Edgar “sandroing”. The story was something about a man and his yam, with the finished design supposed to look like a yam flower.

Now I’m back at the motel resting before a dinner with some other volunteers, followed by a fire show, whatever that may be. Internet access is patchy, so I hope I’m able to publish this today. If not, I’ll publish when access improves.

Ding Dong
Getting there…

Getting there…

Jan 29th, 2020 – Auckland Airport

A view of the plane which carried me to LAX.

I left home 12 days ago. It feels shorter, as a large part of that involved flying a tortuous route:

MRS -> LHR -> LAX -> NAN -> WLG

I chose that somewhat odd route, as I had enough airmiles with BA to be able to fly the LHR-LAX leg in first class, a final treat to myself before roughing it for the next three months.

Afternoon light coming into my first class cabin. Luxury!

Arriving in LAX, the luxury promptly ceased with a bang. Given I had redeemed my airmiles for one leg of the trip, but not the totality, I had to collect my bags at the airport and check them in for the next part of the flight. In what I discovered must be one of the worst airports in the world. The queue for immigration on the way out took a good three hours to clear, at which point I was on US soil for all of 5 minutes prior to having to queue for check in and security, which took another 2 hours. I had a 6 and a half hour layover, and spent the large majority of that queueing. I had hoped to maybe leave the airport to catch up with Barrett, but unfortunately, the WiFi at LAX was broken, meaning that I had no way of contacting him to arrange to meet up. I had also hoped as a backup plan that my first class ticket might get me access to the lounge once I was through security, but due to obscure lounge access rules it was not to be. Ah well, can’t complain, I made it through in one piece, and even got to set foot in America for five minutes! Next stop was Fiji:

Weather a bit better in Fiji than in London!

Before landing in Fiji, I was able to check something off my bucket list: crossing the international date line! It does mean that I left LAX on the evening of 17th Jan, but arrived in Fiji in the morning of the 19th Jan, having travelled forward in time and completely lost the 18th January. I know how timezones work, but it is still a bit puzzling to experience the missing day. I’m due to fly back in the other direction, so I’m never going to get that day back!

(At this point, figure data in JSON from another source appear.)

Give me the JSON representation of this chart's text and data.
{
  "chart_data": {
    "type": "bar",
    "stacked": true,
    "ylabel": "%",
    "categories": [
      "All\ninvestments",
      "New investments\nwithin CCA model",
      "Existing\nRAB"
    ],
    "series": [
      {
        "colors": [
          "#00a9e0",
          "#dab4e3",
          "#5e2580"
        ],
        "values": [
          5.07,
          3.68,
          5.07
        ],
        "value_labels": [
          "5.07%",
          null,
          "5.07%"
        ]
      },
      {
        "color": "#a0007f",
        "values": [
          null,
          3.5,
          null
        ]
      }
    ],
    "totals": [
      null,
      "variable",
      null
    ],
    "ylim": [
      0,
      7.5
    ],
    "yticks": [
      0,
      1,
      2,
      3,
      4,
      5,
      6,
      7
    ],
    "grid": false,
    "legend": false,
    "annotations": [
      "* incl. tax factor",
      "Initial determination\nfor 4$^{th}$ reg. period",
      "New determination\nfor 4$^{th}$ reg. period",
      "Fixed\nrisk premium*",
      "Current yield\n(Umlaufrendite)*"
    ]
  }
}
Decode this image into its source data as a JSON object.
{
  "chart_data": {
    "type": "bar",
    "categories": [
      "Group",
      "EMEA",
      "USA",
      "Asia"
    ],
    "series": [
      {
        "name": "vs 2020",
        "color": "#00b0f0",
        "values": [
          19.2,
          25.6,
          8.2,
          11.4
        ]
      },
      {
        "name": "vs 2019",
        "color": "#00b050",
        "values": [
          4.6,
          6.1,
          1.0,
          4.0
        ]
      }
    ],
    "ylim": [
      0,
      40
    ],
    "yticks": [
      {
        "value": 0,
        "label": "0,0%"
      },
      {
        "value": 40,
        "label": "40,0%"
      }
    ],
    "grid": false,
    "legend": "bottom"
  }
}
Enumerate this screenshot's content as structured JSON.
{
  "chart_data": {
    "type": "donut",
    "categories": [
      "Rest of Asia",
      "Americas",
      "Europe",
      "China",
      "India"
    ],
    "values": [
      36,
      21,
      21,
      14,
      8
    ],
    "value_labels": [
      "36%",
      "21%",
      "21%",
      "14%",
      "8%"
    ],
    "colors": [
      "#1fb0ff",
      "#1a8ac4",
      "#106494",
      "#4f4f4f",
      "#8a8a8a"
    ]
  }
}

I then flew onward to Wellington. Landed in Wellington at around lunchtime, which gave me enough time to figure out how to get the bus into town, the cable car up the hill, and walk to the university digs I had booked to stay in for my first few nights. It had been 30 years since I was last in New Zealand.

I was due in Wellington for a briefing event the VSA (Voluntary Services Abroad) had organised that week, but I hadn’t realised the Monday was a public holiday, so had a while to catch up on lost sleep and explore the town. As it turns out, the VSA people were still working hard to secure my onward flights and visa for Vanuatu, so I ended up staying over a week there. It gave me ample time to explore what is quite a cool town.

They’re not joking with the nickname “Windy Wellington”. The wind rips through the town.

 

 

Being culturally inappropriate.

 

There’s a great swim beach barely 10 mins walk from downtown.

 

For my boy!

 

A local getting restless.

 

 

Nice views from a cycle ride I went on aboard a stolen bike. If you look closely, you can see the wind making patterns in the sea as it tears through.

 

Penguins! Didn’t see any, but I suppose I should’ve followed the instructions and gone out at night.

 

I left Wellington by plane earlier today. It’s been a quick hop to Auckland, and then after a 7-hour layover here, I’m off to Port-Vila, Vanuatu this evening, expecting to arrive there around 8:30pm local time. The adventure is starting!